要请求对 POS 标记器、依赖解析器或框架语义解析器的支持，请在 Github/Gitlab 上创建问题。

下载

要运行预处理和帧语义解析脚本，首先下载：

data.7z包含 FN 1.5 和 FN 1.7 的所有 FrameNet 拆分

wget backup.3azouz.net/pyfn/data.7z

lib.7z包含所有不同的外部软件（标记器、解析器等）

wget backup.3azouz.net/pyfn/lib.7z

resources.7z包含所有必需的资源

wget backup.3azouz.net/pyfn/resources.7z

scripts.7z包含一组 bash 脚本以调用不同的解析器和预处理工具包

wget backup.3azouz.net/pyfn/scripts.7z

提取目录下所有档案的内容pyfn。您的 pyfn 文件夹结构应如下所示：

.
|-- pyfn
|   |-- data
|   |   |-- fndata-1.5-with-dev
|   |   |-- fndata-1.7-with-dev
|   |-- lib
|   |   |-- bistparser
|   |   |-- jmx
|   |   |-- mstparser
|   |   |-- nlp4j
|   |   |-- open-sesame
|   |   |-- semafor
|   |   |-- semeval
|   |-- resources
|   |   |-- bestarchybrid.model
|   |   |-- bestarchybrid.params
|   |   |-- bestfirstorder.model
|   |   |-- bestfirstorder.params
|   |   |-- config-decode-pos.xml
|   |   |-- nlp4j.plemma.model.all.xz
|   |   |-- sskip.100.vectors
|   |   |-- wsj.model
|   |-- scripts
|   |   |-- CoNLLizer.py
|   |   |-- deparse.sh
|   |   |-- flatten.sh
|   |   |-- ...

请严格遵循此目录结构，以免出现意外错误。
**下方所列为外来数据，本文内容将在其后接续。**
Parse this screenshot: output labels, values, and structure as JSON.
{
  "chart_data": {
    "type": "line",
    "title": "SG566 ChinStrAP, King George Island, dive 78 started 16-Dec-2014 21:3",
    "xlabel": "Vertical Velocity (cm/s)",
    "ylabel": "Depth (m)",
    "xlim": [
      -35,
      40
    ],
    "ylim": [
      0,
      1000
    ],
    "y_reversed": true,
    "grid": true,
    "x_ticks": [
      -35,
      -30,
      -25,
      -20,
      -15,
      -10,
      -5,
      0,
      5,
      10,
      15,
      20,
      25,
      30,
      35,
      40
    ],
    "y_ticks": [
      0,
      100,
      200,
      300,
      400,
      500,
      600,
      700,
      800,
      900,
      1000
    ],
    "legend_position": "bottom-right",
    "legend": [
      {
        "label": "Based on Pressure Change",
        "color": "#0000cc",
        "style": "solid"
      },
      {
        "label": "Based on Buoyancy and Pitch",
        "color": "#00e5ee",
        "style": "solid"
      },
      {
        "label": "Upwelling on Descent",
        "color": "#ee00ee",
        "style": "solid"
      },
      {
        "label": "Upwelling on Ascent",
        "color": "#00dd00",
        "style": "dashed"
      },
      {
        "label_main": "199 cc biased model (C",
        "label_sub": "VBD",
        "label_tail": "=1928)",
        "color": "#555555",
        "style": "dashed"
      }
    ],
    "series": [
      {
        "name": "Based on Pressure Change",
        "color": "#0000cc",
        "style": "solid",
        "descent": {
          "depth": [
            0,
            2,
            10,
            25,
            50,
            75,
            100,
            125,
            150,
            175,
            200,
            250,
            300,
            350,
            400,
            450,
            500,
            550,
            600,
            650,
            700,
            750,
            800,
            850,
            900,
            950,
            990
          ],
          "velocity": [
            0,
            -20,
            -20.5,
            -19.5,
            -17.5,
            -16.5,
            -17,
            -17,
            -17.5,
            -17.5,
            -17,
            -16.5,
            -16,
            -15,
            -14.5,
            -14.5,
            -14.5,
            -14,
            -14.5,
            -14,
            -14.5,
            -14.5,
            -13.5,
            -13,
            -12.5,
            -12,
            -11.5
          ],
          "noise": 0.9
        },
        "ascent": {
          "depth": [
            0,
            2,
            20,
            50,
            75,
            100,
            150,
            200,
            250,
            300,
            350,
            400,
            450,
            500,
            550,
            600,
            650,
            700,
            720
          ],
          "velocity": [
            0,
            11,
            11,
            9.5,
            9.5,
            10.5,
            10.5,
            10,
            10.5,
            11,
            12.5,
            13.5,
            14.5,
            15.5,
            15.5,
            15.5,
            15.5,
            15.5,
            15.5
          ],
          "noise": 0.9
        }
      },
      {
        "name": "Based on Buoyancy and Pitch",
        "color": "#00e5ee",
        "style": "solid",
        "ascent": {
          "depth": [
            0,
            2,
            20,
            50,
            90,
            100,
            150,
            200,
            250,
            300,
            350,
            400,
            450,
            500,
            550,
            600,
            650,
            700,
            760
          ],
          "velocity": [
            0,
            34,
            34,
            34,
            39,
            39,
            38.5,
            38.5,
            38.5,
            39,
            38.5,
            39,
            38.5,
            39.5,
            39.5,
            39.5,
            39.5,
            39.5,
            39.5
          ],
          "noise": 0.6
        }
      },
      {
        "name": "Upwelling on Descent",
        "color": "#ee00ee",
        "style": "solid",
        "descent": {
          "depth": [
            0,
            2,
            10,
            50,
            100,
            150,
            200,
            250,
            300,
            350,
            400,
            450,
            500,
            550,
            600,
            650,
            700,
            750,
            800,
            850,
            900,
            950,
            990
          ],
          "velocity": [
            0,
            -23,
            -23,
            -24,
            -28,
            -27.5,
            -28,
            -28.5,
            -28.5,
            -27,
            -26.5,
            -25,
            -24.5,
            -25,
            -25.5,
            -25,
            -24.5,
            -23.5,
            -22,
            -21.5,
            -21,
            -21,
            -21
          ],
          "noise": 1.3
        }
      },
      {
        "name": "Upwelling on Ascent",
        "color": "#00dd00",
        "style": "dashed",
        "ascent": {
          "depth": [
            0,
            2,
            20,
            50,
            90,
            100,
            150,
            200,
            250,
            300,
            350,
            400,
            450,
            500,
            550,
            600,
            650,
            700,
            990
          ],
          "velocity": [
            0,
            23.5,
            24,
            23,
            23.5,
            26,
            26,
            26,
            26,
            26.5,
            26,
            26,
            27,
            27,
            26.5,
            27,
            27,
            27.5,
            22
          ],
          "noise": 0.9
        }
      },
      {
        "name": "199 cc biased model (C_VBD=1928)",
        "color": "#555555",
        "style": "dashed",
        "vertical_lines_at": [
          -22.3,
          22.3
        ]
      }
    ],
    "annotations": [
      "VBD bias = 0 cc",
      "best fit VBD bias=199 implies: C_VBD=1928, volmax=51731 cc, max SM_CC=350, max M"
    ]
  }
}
pyfn依赖于许多相对路径分辨率来使脚本调用更短，并且更改此目录结构可能会破坏一切

为 POS 标记设置 NLP4J

要将 NLP4J 用于 POS 标记，请resources/config-decode-pos.xml 通过将 models.pos 绝对路径替换为您的文件来修改文件resources/nlp4j.plemma.model.all.xz：

<configuration>
	...
	<models>
		<pos>/absolute/path/to/pyfn/resources/nlp4j.plemma.model.all.xz</pos>
	</models>
</configuration>

为 BIST 或 OPEN-SESAME 设置 DyNET

如果您打算使用 BIST 解析器进行依赖解析或使用 OPEN-SESAME 进行帧语义解析，则需要通过以下方式安装 DyNET 2.0.2：

pip install dynet=2.0.2

如果您在通过 pip 安装 DyNET 时遇到问题，请执行以下操作：

https://dynet.readthedocs.io/en/2.0.2/python.html

设置 SEMAFOR

要使用 SEMAFOR 帧语义解析器，请修改scripts/setup.sh文件：

# SEMAFOR options to be changed according to your env
export JAVA_HOME_BIN="/abs/path/to/java/jdk/bin"
export num_threads=2 # number of threads to use
export min_ram=4g # min RAM allocated to the JVM in GB. Corresponds to the -Xms argument
export max_ram=8g # max RAM allocated to the JVM in GB. Corresponds to the -Xmx argument

# SEMAFOR hyperparameters
export kbest=1 # keep k-best parse
export lambda=0.000001 # hyperparameter for argument identification. Refer to Kshirsagar et al. (2015) for details.
export batch_size=4000 # number of batches processed at once for argument identification.
export save_every_k_batches=400 # for argument identification
export num_models_to_save=60 # for argument identification

设置 SIMPLEFRAMEID

如果您打算使用 SIMPLEFRAMEID 进行帧识别，则需要安装以下软件包（在 python 2.7 上）：

pip install keras==2.0.6 lightfm==1.13 sklearn numpy==1.13.1 networkx==1.11 tensorflow==1.3.0

使用 SEMEVAL PERL 评估脚本

如果您打算使用 SEMEVAL perl 评估脚本，请确保安装了App::cpanminus和XML::Parser模块：

cpan App::cpanminus
cpanm XML::Parser

使用 bash 脚本

每个脚本都有一个助手：用--help!

小心！大多数脚本期望数据输出pyfn convert ... 位于代表实验编号并使用参数指定的位置下，并且目录与pyfn/experiments/xp_XYZ/data目录位于同一级别。事实证明，这种固执己见的选择在大量实验中批量启动脚本时非常有用，因为它避免了每次都输入完整路径。XYZ-x XYZexperimentsscripts

确保使用

pyfn convert \
  --from ... \
  --to ... \
  --source ... \
  --target /abs/path/to/pyfn/experiments/xp_XYZ/data \
  --splits ...

在调用preprocess.sh, prepare.sh,semafor.sh或之前open-sesame.sh

预处理.sh

用于preprocess.shPOS 标记和依赖解析使用pyfn convert .... 助手应显示：

Usage: ${0##*/} [-h] -x XP_NUM -t {mxpost,nlp4j} -p {semafor,open-sesame} [-d {mst,bmst,barch}] [-v]
Preprocess FrameNet train/dev/test splits.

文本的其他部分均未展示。